Lleva a Xana a un piso compartido en la Avenida Discentral, muy cerca de la muralla. No recibe noticias de Ezzek hasta el tercer día. Un simple recado, le comunica. “Ve al pub Magnolia y busca a Miké, que no te maten”. Xana lo cumple con eficiencia, y no tardan en llegar las siguientes demandas: pintadas en las paredes de edificios del Estado, generar disturbios con algunos pestilentes mientras otros roban esto o aquello, difundir falsos rumores o transportar mercancía… Xana alterna aquel esfuerzo momentáneo con una vida tranquila, largos paseos solitarios y aire. Aire que respira en el parque, que comparte con las fuentes o con los puestos de comida a los que nunca se atreve a acercarse, pero que ve desde lejos. La presión que el aire causó en su pecho los primeros días va desapareciendo y se convierte en una sensación plácida. Se siente llena.
No vuelve a aquel matadero de aire al que los pestilentes llamaban pub Nonit hasta la última noche del mes. Iba a ser un trabajo fácil, de los que ordenan a los novatos. Ni siquiera Ezzek habló directamente con ella, sino que envió a Bruno, su matón, para comunicárselo. Solo tiene que transportar una bombona de oxígeno destilado a un cliente cerca del Ascensor. Los ciudadanos de plantas superiores lo utilizan para divertirse y evadirse. No debería haber complicaciones.
Hasta que esa mujer se interpone
Parece mayor de lo que es, con esos labios de corazón, pupilas grandes y un escote aún más grande. Camina por las calles tambaleándose y temiendo de todo, como un conejillo asustado. Y el cliente no puede ser visto: es alguien importante, de arriba. Ezzek siempre se lo recuerda a todos: “Saben que estamos, pero no pueden vernos”.
Xana actúa sin pensar, tan solo recordando esas palabras. La mujer intenta huir del callejón hasta que se le dobla un tacón, cae y Xana se coloca encima de ella. La da la vuelta. La mujer balbucea palabras inconexas que dejan de brotar cuando la navaja le perfora el pecho. La cuchilla se hunde en la carne con una facilidad que Xana no esperaba, y oye el crujido de algún hueso y luego, siente la viscosidad. Huele el olor metálico de la sangre. Entonces se da cuenta, no de la sangre en sus manos sino de los sonidos: entrecortados, ansiosos… Respiraciones que le recuerdan a ella misma, meses atrás, mientras golpeaba con fuerza el hierro de la fragua.
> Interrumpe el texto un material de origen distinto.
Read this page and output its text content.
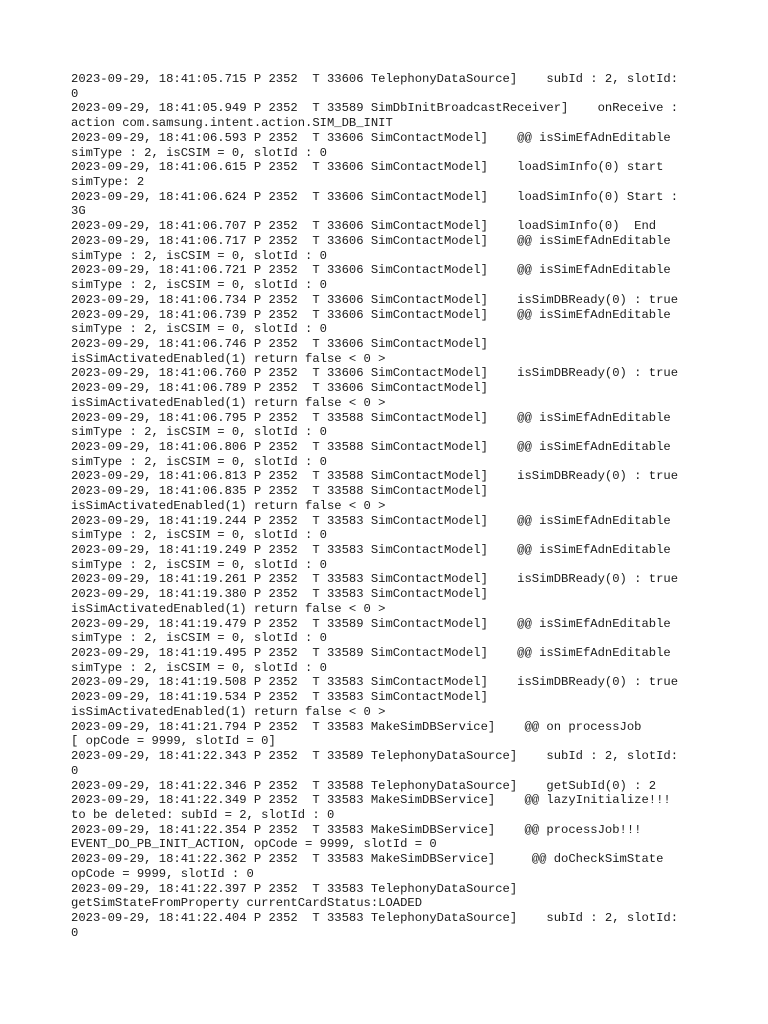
2023-09-29, 18:41:05.715 P 2352  T 33606 TelephonyDataSource]    subId : 2, slotId:
0
2023-09-29, 18:41:05.949 P 2352  T 33589 SimDbInitBroadcastReceiver]    onReceive :
action com.samsung.intent.action.SIM_DB_INIT
2023-09-29, 18:41:06.593 P 2352  T 33606 SimContactModel]    @@ isSimEfAdnEditable
simType : 2, isCSIM = 0, slotId : 0
2023-09-29, 18:41:06.615 P 2352  T 33606 SimContactModel]    loadSimInfo(0) start
simType: 2
2023-09-29, 18:41:06.624 P 2352  T 33606 SimContactModel]    loadSimInfo(0) Start :
3G
2023-09-29, 18:41:06.707 P 2352  T 33606 SimContactModel]    loadSimInfo(0)  End
2023-09-29, 18:41:06.717 P 2352  T 33606 SimContactModel]    @@ isSimEfAdnEditable
simType : 2, isCSIM = 0, slotId : 0
2023-09-29, 18:41:06.721 P 2352  T 33606 SimContactModel]    @@ isSimEfAdnEditable
simType : 2, isCSIM = 0, slotId : 0
2023-09-29, 18:41:06.734 P 2352  T 33606 SimContactModel]    isSimDBReady(0) : true
2023-09-29, 18:41:06.739 P 2352  T 33606 SimContactModel]    @@ isSimEfAdnEditable
simType : 2, isCSIM = 0, slotId : 0
2023-09-29, 18:41:06.746 P 2352  T 33606 SimContactModel]
isSimActivatedEnabled(1) return false < 0 >
2023-09-29, 18:41:06.760 P 2352  T 33606 SimContactModel]    isSimDBReady(0) : true
2023-09-29, 18:41:06.789 P 2352  T 33606 SimContactModel]
isSimActivatedEnabled(1) return false < 0 >
2023-09-29, 18:41:06.795 P 2352  T 33588 SimContactModel]    @@ isSimEfAdnEditable
simType : 2, isCSIM = 0, slotId : 0
2023-09-29, 18:41:06.806 P 2352  T 33588 SimContactModel]    @@ isSimEfAdnEditable
simType : 2, isCSIM = 0, slotId : 0
2023-09-29, 18:41:06.813 P 2352  T 33588 SimContactModel]    isSimDBReady(0) : true
2023-09-29, 18:41:06.835 P 2352  T 33588 SimContactModel]
isSimActivatedEnabled(1) return false < 0 >
2023-09-29, 18:41:19.244 P 2352  T 33583 SimContactModel]    @@ isSimEfAdnEditable
simType : 2, isCSIM = 0, slotId : 0
2023-09-29, 18:41:19.249 P 2352  T 33583 SimContactModel]    @@ isSimEfAdnEditable
simType : 2, isCSIM = 0, slotId : 0
2023-09-29, 18:41:19.261 P 2352  T 33583 SimContactModel]    isSimDBReady(0) : true
2023-09-29, 18:41:19.380 P 2352  T 33583 SimContactModel]
isSimActivatedEnabled(1) return false < 0 >
2023-09-29, 18:41:19.479 P 2352  T 33589 SimContactModel]    @@ isSimEfAdnEditable
simType : 2, isCSIM = 0, slotId : 0
2023-09-29, 18:41:19.495 P 2352  T 33589 SimContactModel]    @@ isSimEfAdnEditable
simType : 2, isCSIM = 0, slotId : 0
2023-09-29, 18:41:19.508 P 2352  T 33583 SimContactModel]    isSimDBReady(0) : true
2023-09-29, 18:41:19.534 P 2352  T 33583 SimContactModel]
isSimActivatedEnabled(1) return false < 0 >
2023-09-29, 18:41:21.794 P 2352  T 33583 MakeSimDBService]    @@ on processJob
[ opCode = 9999, slotId = 0]
2023-09-29, 18:41:22.343 P 2352  T 33589 TelephonyDataSource]    subId : 2, slotId:
0
2023-09-29, 18:41:22.346 P 2352  T 33588 TelephonyDataSource]    getSubId(0) : 2
2023-09-29, 18:41:22.349 P 2352  T 33583 MakeSimDBService]    @@ lazyInitialize!!!
to be deleted: subId = 2, slotId : 0
2023-09-29, 18:41:22.354 P 2352  T 33583 MakeSimDBService]    @@ processJob!!!
EVENT_DO_PB_INIT_ACTION, opCode = 9999, slotId = 0
2023-09-29, 18:41:22.362 P 2352  T 33583 MakeSimDBService]     @@ doCheckSimState
opCode = 9999, slotId : 0
2023-09-29, 18:41:22.397 P 2352  T 33583 TelephonyDataSource]
getSimStateFromProperty currentCardStatus:LOADED
2023-09-29, 18:41:22.404 P 2352  T 33583 TelephonyDataSource]    subId : 2, slotId:
0
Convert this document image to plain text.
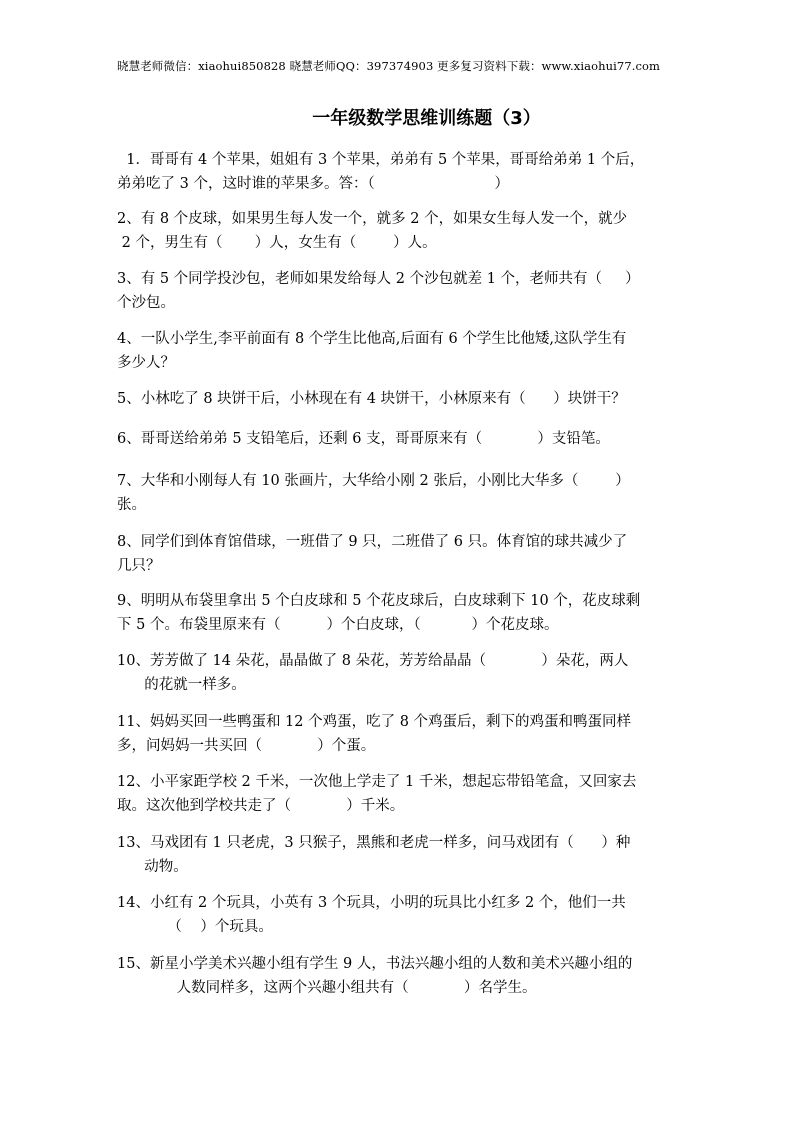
晓慧老师微信：xiaohui850828 晓慧老师QQ：397374903 更多复习资料下载：www.xiaohui77.com
一年级数学思维训练题（3）
1．哥哥有 4 个苹果，姐姐有 3 个苹果，弟弟有 5 个苹果，哥哥给弟弟 1 个后，
弟弟吃了 3 个，这时谁的苹果多。答：（                          ）
2、有 8 个皮球，如果男生每人发一个，就多 2 个，如果女生每人发一个，就少
2 个，男生有（       ）人，女生有（        ）人。
3、有 5 个同学投沙包，老师如果发给每人 2 个沙包就差 1 个，老师共有（     ）
个沙包。
4、一队小学生,李平前面有 8 个学生比他高,后面有 6 个学生比他矮,这队学生有
多少人？
5、小林吃了 8 块饼干后，小林现在有 4 块饼干，小林原来有（      ）块饼干？
6、哥哥送给弟弟 5 支铅笔后，还剩 6 支，哥哥原来有（            ）支铅笔。
7、大华和小刚每人有 10 张画片，大华给小刚 2 张后，小刚比大华多（        ）
张。
8、同学们到体育馆借球，一班借了 9 只，二班借了 6 只。体育馆的球共减少了
几只？
9、明明从布袋里拿出 5 个白皮球和 5 个花皮球后，白皮球剩下 10 个，花皮球剩
下 5 个。布袋里原来有（          ）个白皮球，（           ）个花皮球。
10、芳芳做了 14 朵花，晶晶做了 8 朵花，芳芳给晶晶（            ）朵花，两人
的花就一样多。
11、妈妈买回一些鸭蛋和 12 个鸡蛋，吃了 8 个鸡蛋后，剩下的鸡蛋和鸭蛋同样
多，问妈妈一共买回（            ）个蛋。
12、小平家距学校 2 千米，一次他上学走了 1 千米，想起忘带铅笔盒，又回家去
取。这次他到学校共走了（            ）千米。
13、马戏团有 1 只老虎，3 只猴子，黑熊和老虎一样多，问马戏团有（      ）种
动物。
14、小红有 2 个玩具，小英有 3 个玩具，小明的玩具比小红多 2 个，他们一共
（    ）个玩具。
15、新星小学美术兴趣小组有学生 9 人，书法兴趣小组的人数和美术兴趣小组的
人数同样多，这两个兴趣小组共有（            ）名学生。
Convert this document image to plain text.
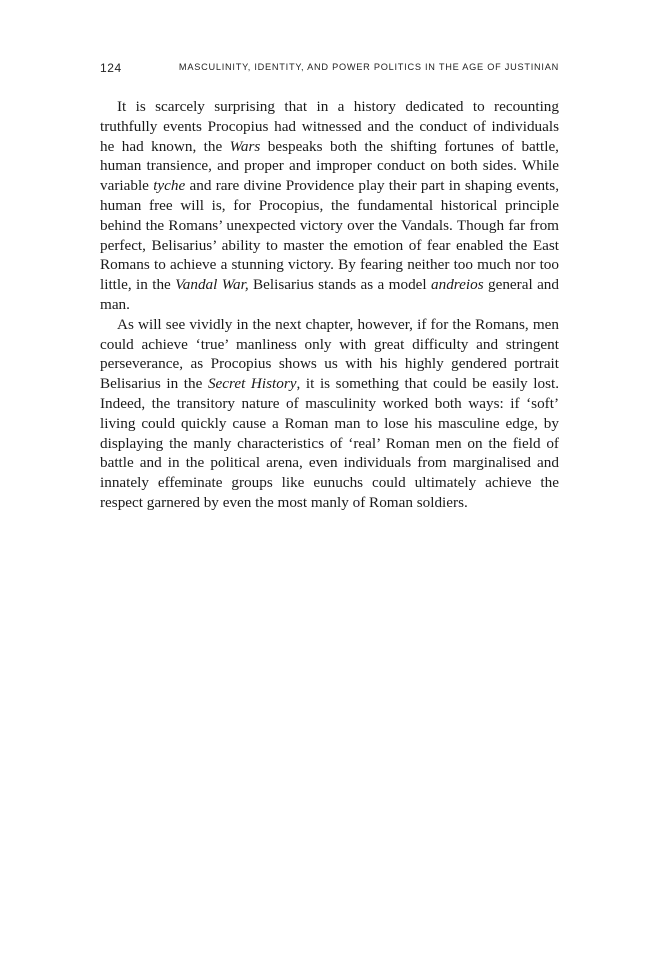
124	MASCULINITY, IDENTITY, AND POWER POLITICS IN THE AGE OF JUSTINIAN

It is scarcely surprising that in a history dedicated to recounting truthfully events Procopius had witnessed and the conduct of individuals he had known, the Wars bespeaks both the shifting fortunes of battle, human transience, and proper and improper conduct on both sides. While variable tyche and rare divine Providence play their part in shaping events, human free will is, for Procopius, the fundamental historical principle behind the Romans’ unexpected victory over the Vandals. Though far from perfect, Belisarius’ ability to master the emotion of fear enabled the East Romans to achieve a stunning victory. By fearing neither too much nor too little, in the Vandal War, Belisarius stands as a model andreios general and man.

As will see vividly in the next chapter, however, if for the Romans, men could achieve ‘true’ manliness only with great difficulty and stringent perseverance, as Procopius shows us with his highly gendered portrait Belisarius in the Secret History, it is something that could be easily lost. Indeed, the transitory nature of masculinity worked both ways: if ‘soft’ living could quickly cause a Roman man to lose his masculine edge, by displaying the manly characteristics of ‘real’ Roman men on the field of battle and in the political arena, even individuals from marginalised and innately effeminate groups like eunuchs could ultimately achieve the respect garnered by even the most manly of Roman soldiers.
—Chica, es mejor que te vayas —Le dice la voz del cliente, que se esconde en las sombras del callejón. —Los Neones huelen la sangre. No tardarán.
Se marcha.
Pero Xana no se mueve durante los minutos en los que la chica deja que su último aliento se pierda en la noche. Ella sería la única que apreciaría ese aire perdido y la escucharía hasta el final. Cuando el callejón se queda en silencio, Xana tiene los ojos empañados. Sorbe por la nariz y se levanta, sorprendiéndose de su endereza. Aún le funcionan las piernas; su cuerpo está más fuerte que cuando llegó a la ciudad. Echa a correr.
Las calles se suceden una tras otra, iluminadas por farolas eléctricas. Abundan los puestos de comida nocturnos y la gente de fiesta. Comida de olores dulzones, música sintética de guitarras desbocadas, luces parpadeantes… Y un grito. Miradas que la observan asustadas, que miran sus manos manchadas de sangre, su ropa manchadas de sangre. Xana mira a todas partes y, luego, les escucha. Son muy ordenados, siempre van en grupos de cinco y sus uniformes son violetas. Es lo único que sabe de ellos. Sin embargo, los de Gran Silé y no los que custodian la muralla, tienen un aspecto mucho más aterrador: no llevan respiradores sino lanzas blancas y puntiagudas que desprenden chispas, y corren muchísimo.
Xana también corre calle abajo. Se le cae la capucha de la sudadera y su pelo naranja queda al aire, pero sigue corriendo. Vuelve a sentir una sensación conocida, aunque ya casi olvidada: sus pulmones comienzan a vaciarse, su garganta se traga el aire y se enfría. Su visión comienza a nublarse. Sigue corriendo por instinto, sin mirar atrás, como ha aprendido a hacer durante toda su vida. Se da cuenta de que está malgastando aire y, a cada paso, se odia un poco más.
No se lo puede creer cuando cruza el umbral del pub Nonit, sana y salva, y nadie hace gestos de exclamación a su paso. Los Neones se han debido despistar entre las callejuelas que ha atravesado casi a oscuras. Apoya la espalda en una de las paredes, esquivando brazos que se mueven al son de la música y las salpicaduras de alcohol. Su respiración sigue muy acelerada. El olor a tabaco se mezcla con el del sudor, y Xana cree que va a vomitar allí mismo, pero contiene la arcada con la mano. Se sienta en un sofá de cuero blanco mientras recupera el aliento.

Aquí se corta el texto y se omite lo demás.